As in prior years, the government failed to provide overall adequate protection services, such as survivor-centered shelters, psycho-social care, and legal aid, to victims of all forms of trafficking. Authorities referred to care only nine of the 29 trafficking victims identified, eight of whom were children. This was a decrease from referring 15 labor and sex trafficking victims to Women’s Consultation Offices (WCO) shelters or child guidance centers for services in the previous year. The government did not refer any male victims to care because it did not identify any. An NGO separately provided services to 15 potential labor trafficking victims. The availability and quality of government-run services for victims varied widely according to prefecture. The government contributed funding for WCOs and child guidance centers, which could provide shelter for female and child trafficking victims alongside victims of other crimes, and “one-stop assistance centers,” which could assist victims of sexual abuse, including some forms of sex trafficking. Each prefecture had at least one WCO, child guidance center, and one-stop support center. WCO shelters provided food and other basic needs, psychological care, and coverage of medical expenses; and shelter residents could leave the facilities freely.
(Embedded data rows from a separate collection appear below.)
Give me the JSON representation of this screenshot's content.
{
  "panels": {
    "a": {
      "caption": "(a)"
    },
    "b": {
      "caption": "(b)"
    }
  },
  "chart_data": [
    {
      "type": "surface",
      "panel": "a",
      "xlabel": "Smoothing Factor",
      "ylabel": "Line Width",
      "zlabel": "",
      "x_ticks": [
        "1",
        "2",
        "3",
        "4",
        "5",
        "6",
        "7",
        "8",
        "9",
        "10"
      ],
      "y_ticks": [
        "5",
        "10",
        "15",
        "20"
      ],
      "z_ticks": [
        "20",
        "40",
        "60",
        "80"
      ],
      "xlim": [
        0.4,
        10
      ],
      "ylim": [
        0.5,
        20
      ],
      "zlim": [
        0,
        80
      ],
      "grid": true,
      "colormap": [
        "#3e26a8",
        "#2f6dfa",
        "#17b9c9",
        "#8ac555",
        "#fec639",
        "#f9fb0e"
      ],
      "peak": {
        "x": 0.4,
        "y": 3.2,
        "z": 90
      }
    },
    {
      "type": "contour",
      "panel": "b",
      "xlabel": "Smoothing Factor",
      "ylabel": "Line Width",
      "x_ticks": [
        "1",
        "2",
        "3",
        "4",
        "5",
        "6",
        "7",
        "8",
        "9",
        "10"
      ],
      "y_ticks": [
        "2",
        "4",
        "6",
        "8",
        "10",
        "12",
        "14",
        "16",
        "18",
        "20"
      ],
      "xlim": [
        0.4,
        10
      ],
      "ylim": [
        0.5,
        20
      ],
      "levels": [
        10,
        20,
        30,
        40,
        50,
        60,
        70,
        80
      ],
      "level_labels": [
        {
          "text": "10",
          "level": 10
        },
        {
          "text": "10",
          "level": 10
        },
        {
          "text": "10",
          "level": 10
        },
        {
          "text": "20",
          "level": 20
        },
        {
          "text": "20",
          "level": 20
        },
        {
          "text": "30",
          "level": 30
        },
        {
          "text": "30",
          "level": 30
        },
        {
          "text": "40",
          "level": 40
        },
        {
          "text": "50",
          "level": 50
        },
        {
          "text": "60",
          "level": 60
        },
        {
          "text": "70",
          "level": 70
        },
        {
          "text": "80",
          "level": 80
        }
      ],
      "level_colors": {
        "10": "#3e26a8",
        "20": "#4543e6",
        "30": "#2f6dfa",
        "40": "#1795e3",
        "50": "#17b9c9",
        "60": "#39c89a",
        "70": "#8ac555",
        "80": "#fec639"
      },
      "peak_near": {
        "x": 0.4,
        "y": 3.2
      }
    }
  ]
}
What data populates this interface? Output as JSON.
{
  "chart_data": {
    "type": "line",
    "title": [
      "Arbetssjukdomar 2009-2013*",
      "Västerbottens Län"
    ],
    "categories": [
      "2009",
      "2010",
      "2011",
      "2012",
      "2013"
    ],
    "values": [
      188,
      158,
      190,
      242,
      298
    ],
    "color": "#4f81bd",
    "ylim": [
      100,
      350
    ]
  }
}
Some NGOs continued to allege the physical conditions and services in these facilities were poor and overly restrictive. WCOs in less resourced prefectures required women and children seeking shelter to quit their jobs or schooling, reportedly for the shelters’ secrecy. Additionally, civil society providers reported that if a trafficking victim sought assistance, government providers could not assist until the government formally identified the victim, which delayed services. WCOs could not accommodate all LGBTQI+ individuals; no government shelter could accommodate male trafficking victims. The government stated it could provide male trafficking victims with other temporary accommodations but did not report doing so.
Foreign trafficking victims had limited or no access to other government-provided social services from which legal resident victims could benefit. The government provided two female trafficking victims with residency permits, a decrease from 11 in 2021. The government relied on and expected foreign embassies to provide protection services to their nationals whom traffickers exploited in Japan. Temporary, long-term, and permanent residence benefits were reportedly available to foreign victims who feared the repercussions of returning to their countries of origin, but the government did not report whether any victims received these benefits. The government continued to fund an international organization that provided return and reintegration assistance to foreign trafficking victims identified in Japan.
Victims could file civil suits to seek compensation from traffickers, but – as in previous years – the government did not report whether any did so. However, in response to a civil suit filed by seven victims in 2017, a court awarded partial damages for unpaid wages; the judge denied the victims’ request for additional damages. Some employers pressured TITP participants to leave their labor unions to reduce their chances of seeking recompense for labor abuses committed against them.